Interpol takes aim at environmental crime


A global operation tackling the illegal trade in wildlife and timber earlier this month resulted in the identification of almost 900 suspects and 1 300 seizures of illicit products valued atUS$5,1 million.

The operation is yet another in Interpol’s ongoing commitment to supporting its 190 member countries in combatting all environmental crime.

Codenamed Thunderbird, the operation involved police, customs, border agencies, wildlife and forestry offices from 43 countries and territories.

South Africa, along with Botswana, Mozambique and Sweden from the Southern African Development community (SADC), participated in the operation.

Among the seizures was 2,75 tons of pangolin scales, the world’s most hunted animal. There are eight species of pangolin on two continents – four each in Africa and Asia – and they are trafficked for meat and their keratin, the same building block as rhino horn, scales.

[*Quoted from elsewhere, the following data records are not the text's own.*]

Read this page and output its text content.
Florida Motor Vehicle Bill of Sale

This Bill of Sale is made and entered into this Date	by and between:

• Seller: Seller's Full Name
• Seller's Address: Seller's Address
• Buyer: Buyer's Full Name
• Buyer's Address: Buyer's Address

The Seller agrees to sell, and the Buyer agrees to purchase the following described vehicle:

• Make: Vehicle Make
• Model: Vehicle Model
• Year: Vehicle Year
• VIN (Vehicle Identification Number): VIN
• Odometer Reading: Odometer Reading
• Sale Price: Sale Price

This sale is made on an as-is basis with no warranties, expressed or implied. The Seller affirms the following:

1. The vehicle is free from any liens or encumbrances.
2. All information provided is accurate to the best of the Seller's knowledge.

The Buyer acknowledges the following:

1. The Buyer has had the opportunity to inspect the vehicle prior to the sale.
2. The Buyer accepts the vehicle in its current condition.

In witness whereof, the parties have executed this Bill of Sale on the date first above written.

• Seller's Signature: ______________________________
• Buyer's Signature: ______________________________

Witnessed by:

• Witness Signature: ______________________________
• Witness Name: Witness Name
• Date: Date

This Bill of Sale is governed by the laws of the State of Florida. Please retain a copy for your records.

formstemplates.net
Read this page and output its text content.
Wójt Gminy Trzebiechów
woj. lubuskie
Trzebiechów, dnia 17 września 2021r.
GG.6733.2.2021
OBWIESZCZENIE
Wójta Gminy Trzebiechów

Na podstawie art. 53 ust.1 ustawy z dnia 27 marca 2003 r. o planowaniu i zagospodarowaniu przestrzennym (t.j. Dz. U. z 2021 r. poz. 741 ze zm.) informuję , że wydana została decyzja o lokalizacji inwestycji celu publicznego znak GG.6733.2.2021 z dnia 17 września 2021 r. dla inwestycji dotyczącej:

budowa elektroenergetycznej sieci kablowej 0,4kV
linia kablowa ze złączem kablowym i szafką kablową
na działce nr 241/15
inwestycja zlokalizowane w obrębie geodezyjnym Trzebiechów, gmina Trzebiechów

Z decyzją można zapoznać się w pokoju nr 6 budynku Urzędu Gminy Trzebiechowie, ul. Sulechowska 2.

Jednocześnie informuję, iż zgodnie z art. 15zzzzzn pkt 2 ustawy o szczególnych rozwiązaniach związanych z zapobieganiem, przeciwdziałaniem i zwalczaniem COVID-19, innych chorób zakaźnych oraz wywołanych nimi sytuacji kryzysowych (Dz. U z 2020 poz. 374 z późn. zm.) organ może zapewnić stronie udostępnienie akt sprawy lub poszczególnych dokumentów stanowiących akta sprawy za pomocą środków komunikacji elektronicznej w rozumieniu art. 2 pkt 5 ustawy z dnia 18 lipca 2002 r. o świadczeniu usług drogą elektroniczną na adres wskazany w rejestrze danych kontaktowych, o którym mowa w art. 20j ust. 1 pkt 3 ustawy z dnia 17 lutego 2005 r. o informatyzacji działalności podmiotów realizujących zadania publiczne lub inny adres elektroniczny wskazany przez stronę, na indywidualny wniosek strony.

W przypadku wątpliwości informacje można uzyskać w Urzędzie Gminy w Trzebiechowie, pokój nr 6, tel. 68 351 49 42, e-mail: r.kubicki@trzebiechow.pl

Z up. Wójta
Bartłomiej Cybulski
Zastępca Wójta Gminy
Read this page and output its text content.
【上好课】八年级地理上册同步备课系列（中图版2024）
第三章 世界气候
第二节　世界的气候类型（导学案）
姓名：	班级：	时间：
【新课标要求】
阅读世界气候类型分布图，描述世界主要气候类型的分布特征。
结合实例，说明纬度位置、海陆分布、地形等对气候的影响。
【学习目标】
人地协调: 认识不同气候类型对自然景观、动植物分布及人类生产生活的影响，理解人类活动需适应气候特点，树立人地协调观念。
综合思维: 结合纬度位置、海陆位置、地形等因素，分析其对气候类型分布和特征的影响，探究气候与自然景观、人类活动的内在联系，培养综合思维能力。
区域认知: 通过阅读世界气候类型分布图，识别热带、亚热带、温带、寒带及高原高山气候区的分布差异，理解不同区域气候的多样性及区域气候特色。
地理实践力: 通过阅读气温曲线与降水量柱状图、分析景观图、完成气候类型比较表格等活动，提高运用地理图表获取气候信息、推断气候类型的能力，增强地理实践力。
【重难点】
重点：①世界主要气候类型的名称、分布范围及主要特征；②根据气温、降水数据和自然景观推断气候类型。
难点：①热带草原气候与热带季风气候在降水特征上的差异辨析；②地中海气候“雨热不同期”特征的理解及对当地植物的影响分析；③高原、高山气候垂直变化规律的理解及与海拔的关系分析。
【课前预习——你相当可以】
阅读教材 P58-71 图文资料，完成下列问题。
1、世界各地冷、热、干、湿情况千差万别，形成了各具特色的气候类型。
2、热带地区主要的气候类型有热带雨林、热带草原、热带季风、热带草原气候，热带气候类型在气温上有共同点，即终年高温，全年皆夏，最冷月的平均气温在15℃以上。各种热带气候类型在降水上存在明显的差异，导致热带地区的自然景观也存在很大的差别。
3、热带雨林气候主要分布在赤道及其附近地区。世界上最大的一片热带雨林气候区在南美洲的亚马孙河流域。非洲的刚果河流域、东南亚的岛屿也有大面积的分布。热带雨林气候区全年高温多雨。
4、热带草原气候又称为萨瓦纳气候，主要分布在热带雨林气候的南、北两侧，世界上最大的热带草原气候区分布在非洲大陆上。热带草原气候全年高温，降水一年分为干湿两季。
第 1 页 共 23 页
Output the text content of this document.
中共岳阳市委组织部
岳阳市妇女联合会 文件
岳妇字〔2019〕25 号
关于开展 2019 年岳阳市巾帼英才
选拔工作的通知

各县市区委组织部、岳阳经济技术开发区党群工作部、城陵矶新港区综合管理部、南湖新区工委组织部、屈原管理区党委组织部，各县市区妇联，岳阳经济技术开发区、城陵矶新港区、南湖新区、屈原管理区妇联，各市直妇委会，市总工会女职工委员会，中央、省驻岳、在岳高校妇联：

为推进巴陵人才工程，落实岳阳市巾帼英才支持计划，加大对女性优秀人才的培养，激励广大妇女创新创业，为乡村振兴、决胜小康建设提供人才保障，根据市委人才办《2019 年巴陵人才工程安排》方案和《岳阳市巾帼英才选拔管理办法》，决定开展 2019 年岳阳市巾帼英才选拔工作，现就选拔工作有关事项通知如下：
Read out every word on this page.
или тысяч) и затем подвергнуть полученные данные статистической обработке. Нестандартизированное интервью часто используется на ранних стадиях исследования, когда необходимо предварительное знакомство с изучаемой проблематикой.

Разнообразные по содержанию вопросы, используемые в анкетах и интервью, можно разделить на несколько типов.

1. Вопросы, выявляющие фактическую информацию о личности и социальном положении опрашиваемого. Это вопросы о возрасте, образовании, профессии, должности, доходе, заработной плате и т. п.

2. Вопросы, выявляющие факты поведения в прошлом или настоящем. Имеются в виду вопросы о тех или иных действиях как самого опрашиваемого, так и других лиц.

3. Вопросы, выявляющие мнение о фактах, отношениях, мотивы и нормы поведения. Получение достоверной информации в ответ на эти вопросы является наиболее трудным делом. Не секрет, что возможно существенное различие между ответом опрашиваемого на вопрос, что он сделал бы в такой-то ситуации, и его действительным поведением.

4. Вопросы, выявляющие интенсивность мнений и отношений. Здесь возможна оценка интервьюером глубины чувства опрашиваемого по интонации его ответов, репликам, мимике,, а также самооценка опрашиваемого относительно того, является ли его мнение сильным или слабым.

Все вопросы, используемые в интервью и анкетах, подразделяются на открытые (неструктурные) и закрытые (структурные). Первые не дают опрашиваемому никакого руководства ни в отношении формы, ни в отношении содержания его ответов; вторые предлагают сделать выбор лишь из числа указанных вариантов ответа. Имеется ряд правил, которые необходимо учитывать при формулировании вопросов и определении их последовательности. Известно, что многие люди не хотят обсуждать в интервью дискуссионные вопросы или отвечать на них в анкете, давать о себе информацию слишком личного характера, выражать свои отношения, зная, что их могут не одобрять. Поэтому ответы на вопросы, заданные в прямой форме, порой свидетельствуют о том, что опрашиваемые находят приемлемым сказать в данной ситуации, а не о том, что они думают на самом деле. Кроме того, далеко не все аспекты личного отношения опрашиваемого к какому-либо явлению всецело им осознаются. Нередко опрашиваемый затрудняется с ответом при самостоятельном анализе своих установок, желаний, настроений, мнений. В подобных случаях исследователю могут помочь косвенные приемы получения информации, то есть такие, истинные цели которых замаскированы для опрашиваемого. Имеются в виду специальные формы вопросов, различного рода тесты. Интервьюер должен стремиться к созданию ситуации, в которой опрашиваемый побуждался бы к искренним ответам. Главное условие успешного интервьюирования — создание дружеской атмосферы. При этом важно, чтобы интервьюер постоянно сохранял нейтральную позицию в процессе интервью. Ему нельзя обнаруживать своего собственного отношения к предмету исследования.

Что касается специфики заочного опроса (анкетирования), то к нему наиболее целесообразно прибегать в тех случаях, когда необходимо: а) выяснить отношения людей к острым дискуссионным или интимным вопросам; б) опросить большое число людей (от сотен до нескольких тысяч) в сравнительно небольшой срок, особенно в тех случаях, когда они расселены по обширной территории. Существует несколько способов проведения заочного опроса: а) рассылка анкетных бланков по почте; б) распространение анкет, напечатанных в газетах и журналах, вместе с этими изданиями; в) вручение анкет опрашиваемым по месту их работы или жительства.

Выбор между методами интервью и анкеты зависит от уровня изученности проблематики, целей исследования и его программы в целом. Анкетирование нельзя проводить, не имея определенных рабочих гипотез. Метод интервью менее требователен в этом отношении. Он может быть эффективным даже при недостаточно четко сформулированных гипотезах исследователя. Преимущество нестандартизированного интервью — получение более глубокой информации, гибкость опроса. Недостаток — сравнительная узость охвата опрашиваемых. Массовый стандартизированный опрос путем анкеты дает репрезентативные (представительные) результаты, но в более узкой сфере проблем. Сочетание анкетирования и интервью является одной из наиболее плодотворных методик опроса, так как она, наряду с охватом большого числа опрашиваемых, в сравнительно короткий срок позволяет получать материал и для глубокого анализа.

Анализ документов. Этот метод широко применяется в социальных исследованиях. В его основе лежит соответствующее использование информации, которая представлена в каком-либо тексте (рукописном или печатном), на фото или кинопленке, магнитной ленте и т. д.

The full list of seizures is: 60 tonnes of wood and timber; 4 770 birds; 1 240 reptiles including at least 560 turtles and tortoises; 100 wild cats; 2,75 tons of pangolin scales; 2,54 tons of raw and processed ivory; 25 tons of various animal parts, including meat, horns and feathers; and 37 130 derivatives and processed products such as medicines/ornaments/carvings.

The three week long operation has to date resulted in 370 investigations with 89 people jailed for terms ranging from several days to seven years.
“Wildlife trafficking has surged in recent years, generating billions in illicit profits. Simply put, criminals are helping themselves to the environment’s precious resources without a care for the cost to our planet,” Interpol Secretary General Jürgen Stock said.
“The success of this operation is a demonstration of what can be achieved by transnational law enforcement collaboration and the resolve of countries to tackle environmental crime. Interpol also remains committed to tackling wildlife and forest crime across the globe, to protect today’s resources for tomorrow’s generations.”